I soggetti più a rischio sono gli operatori sanitari, l’Usl Umbria 1 attiva un piano per contrastare il fenomeno
La Usl Umbria 1 ha stilato una mappa dei luoghi ritenuti più a rischio. Ai primi posti si trovano le residenze protette, i Pronto soccorso ma anche le strutture per malati psichiatrici. È in questi luoghi che la conflittualità sociale, esasperata dai tempi di crisi si manifesta con più frequenza. Ambiti in cui non di rado gli operatori si trovano a dover fronteggiare gli improvvisi scatti d’ira che sfociano in vere e proprie aggressioni sia da parte dei pazienti che dei loro accompagnatori. Come è accaduto al Pronto Soccorso dell’Azienda ospedaliera Santa Maria di Terni, lo scorso gennaio quando un uomo che accompagnava il padre per una visita, dopo aver inveito contro gli infermieri, ha ferito tre agenti della Squadra Volante intervenuti dopo la chiamata.

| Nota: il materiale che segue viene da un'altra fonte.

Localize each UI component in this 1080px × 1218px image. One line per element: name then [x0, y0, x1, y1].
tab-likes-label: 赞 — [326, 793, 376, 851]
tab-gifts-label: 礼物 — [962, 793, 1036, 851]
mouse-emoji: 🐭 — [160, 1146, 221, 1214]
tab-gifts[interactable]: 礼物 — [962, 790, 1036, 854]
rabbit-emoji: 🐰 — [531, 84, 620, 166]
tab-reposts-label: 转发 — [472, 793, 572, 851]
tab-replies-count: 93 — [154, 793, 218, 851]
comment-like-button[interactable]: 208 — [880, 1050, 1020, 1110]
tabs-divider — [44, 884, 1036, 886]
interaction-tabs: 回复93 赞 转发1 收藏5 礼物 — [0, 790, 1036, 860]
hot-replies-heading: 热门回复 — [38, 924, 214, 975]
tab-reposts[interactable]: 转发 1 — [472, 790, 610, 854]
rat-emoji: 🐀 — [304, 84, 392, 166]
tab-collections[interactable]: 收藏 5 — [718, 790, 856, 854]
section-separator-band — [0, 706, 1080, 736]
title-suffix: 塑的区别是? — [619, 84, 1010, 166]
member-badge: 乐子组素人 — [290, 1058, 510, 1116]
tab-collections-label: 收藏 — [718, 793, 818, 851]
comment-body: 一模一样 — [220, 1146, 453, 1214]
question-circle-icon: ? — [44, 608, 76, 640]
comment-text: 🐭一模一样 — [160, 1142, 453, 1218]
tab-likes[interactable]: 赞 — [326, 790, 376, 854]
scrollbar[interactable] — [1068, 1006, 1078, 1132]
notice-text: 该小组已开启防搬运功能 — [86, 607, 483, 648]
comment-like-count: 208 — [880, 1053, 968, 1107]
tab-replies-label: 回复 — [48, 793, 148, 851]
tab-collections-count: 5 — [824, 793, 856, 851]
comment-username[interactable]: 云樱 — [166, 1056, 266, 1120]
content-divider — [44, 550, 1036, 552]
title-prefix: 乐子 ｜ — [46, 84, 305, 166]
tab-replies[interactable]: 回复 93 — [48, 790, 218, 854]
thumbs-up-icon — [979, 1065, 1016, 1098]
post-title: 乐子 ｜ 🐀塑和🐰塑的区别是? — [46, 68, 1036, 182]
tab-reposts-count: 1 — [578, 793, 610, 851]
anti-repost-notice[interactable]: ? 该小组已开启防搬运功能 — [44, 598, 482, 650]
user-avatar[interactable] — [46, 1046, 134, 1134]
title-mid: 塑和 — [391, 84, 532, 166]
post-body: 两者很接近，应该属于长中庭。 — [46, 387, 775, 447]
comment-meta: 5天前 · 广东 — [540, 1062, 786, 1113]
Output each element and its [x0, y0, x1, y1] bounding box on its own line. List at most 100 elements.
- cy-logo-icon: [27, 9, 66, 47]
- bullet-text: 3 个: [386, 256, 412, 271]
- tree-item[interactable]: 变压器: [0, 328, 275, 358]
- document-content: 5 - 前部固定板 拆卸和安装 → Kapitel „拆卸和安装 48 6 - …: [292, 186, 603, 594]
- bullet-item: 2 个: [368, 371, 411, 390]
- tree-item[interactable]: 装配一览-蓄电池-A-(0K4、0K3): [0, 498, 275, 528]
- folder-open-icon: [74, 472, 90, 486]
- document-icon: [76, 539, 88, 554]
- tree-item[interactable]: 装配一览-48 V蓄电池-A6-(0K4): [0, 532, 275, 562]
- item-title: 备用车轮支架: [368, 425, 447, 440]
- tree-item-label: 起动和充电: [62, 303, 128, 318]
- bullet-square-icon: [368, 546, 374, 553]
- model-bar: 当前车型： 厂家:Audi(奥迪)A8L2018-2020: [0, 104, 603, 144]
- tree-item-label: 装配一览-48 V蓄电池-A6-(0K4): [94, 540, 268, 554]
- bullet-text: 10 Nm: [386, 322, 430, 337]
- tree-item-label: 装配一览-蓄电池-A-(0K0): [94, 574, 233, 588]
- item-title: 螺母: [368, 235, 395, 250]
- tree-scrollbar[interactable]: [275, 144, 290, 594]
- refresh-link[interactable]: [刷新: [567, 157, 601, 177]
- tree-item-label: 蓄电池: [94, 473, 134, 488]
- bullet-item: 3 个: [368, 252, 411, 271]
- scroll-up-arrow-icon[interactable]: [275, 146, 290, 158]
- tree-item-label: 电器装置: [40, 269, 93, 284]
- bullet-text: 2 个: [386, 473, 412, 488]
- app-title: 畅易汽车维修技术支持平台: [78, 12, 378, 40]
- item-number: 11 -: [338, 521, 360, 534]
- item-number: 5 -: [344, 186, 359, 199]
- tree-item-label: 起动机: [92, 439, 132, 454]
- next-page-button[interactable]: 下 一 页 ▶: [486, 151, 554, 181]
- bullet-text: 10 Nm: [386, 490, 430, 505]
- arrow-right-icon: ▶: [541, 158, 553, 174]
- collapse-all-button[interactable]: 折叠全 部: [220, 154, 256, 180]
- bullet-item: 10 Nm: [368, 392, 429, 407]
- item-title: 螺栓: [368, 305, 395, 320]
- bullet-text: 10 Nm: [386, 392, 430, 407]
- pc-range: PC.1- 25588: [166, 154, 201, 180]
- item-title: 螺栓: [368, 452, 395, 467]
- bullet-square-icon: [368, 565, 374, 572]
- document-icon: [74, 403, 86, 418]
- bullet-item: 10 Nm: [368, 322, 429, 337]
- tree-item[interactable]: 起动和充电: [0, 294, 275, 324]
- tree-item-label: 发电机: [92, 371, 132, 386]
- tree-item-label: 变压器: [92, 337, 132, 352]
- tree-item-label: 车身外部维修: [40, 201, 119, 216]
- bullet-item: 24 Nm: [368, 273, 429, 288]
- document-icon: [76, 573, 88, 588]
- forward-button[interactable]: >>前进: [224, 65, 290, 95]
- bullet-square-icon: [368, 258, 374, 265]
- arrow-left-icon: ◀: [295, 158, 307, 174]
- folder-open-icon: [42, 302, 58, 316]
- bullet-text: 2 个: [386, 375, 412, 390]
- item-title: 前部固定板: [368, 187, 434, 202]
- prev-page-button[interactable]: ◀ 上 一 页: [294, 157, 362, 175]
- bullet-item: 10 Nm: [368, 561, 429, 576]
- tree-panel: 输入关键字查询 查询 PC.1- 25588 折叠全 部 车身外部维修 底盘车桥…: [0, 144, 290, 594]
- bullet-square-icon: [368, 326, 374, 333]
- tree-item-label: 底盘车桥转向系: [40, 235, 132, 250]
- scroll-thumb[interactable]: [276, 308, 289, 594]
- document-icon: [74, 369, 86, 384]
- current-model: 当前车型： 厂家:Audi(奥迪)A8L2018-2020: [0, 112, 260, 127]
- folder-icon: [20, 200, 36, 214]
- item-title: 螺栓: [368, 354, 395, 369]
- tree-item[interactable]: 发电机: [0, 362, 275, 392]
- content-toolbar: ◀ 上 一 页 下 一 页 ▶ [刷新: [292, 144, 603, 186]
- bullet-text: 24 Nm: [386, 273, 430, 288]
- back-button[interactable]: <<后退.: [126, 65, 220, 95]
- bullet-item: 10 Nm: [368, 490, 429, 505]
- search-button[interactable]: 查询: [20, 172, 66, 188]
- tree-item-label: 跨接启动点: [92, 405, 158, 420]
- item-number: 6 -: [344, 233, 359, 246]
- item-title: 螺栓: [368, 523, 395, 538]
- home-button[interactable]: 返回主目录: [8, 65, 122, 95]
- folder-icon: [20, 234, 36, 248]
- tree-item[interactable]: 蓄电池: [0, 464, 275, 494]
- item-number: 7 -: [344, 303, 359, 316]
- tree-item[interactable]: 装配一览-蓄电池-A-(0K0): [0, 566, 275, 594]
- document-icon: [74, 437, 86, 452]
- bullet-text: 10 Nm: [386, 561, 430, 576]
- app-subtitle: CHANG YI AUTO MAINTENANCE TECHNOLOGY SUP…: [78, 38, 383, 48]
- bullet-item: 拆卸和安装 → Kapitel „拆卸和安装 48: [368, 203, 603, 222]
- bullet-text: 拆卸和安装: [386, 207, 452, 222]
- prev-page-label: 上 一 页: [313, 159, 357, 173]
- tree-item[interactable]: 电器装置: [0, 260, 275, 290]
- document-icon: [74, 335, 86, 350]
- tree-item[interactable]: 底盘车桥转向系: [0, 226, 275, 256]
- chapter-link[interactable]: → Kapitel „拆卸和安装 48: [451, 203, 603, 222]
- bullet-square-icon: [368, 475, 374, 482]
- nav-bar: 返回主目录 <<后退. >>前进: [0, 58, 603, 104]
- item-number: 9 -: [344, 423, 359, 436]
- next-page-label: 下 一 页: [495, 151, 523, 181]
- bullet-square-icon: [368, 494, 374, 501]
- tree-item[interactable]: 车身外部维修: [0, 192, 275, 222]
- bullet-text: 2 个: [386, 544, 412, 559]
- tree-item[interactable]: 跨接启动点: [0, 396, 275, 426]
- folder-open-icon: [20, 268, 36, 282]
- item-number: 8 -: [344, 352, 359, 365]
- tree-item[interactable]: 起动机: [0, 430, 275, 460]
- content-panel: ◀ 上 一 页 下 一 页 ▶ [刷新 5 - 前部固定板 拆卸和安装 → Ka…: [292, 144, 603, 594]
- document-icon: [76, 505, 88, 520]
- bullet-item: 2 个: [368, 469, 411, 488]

La situazione in Umbria – Nel 2013 in Umbria sono state 1439 le denunce per malattie professionali. I dati relativi esclusivamente alle aggressioni, potrebbero essere sottostimati. Spesso, infatti, questo tipo di “infortunio” non viene denunciato. Nella Usl Umbria 1 dal 1999 sono stati registrati 185 casi di aggressione in ambito lavorativo (13 nel 2014). Le vittime sono soprattutto gli infermieri (143) a seguire i medici (14), poi gli Oss (12), personale Ota (5) e altri operatori della sanità (11).
Anmil “prendersi cura di chi cura” – Gli operatori sanitari sono i soggetti più i pericolo da questo punto di vista. L’Anmil di Terni ha presentato “Prendersi cura di chi cura” uno studio condotto a livello nazionale che pone l’attenzione sulla sicurezza e la tutela delle donne che operano nel campo dell’assistenza sanitaria.
Relativamente alle aggressioni o alla violenza da parte di estranei, dei circa quattromila infortuni indennizzati complessivamente dall’Inail nel 2013 in Itali, circa 1.200, pari a quasi un terzo del totale – precisa l’Anmil – sono avvenuti nella sanità, e di questi ben il 71% (851 casi) ha interessato la componente femminile. Si tratta in genere di aggressioni da parte di pazienti, dei loro parenti o di altri utenti.
Le ripercussioni sulla qualità della vita e nella gestione familiare di chi subisce aggressioni in ambito lavorativo sono piuttosto pesanti e si traducono il 600mila giornate perse in un anno.
Come si manifesta la violenza – La violenza sul lavoro – secondo l’Agenzia europea per la sicurezza e la salute sul lavoro – rappresenta un grave dei pericoli occupazionale. Comprende insulti, minacce o aggressioni fisiche. I disturbi da stress post-traumatico che ne derivano possono portare ad assenza per malattia e scarso rendimento sul lavoro.
Come intervenire – In linea con le raccomandazione del ministero della salute, la Usl 1, ha illustrato un programma di interventi che prevede un sistema di rilevazione ed analisi diretta del fenomeno, una formazione specifica sulla comunicazione al paziente e ai familiari e un programma di elaborazione di informazioni per gestire in modo adeguato le relazioni tra operatori e pazienti/parenti, al fine di evitare alterchi nel corso delle attività assistenziali, che ledono dal punto di vista psicologico gli operatori e intaccano il senso di fiducia e di appartenenza della popolazione nei confronti del Servizio sanitario nazionale.
Inoltre l’azienda da alcuni anni si sta muovendo in modo sistematico per creare spazi e strutture adeguati alle nuove necessità assistenziali: nuove Rsa per l’assistenza post-acuzie (ospedali di Gubbio-Gualdo Tadino, Città di Castello e a breve di Umbertide), nuove strutture di ricovero (ospedale della Media Valle del Tevere), riqualificazione di vecchie strutture (ospedali di Assisi e Castiglione del Lago), nuovi spazi per i servizi territoriali (servizi di rabilitazione a Città di Castello, Casa della Salute di Marsciano).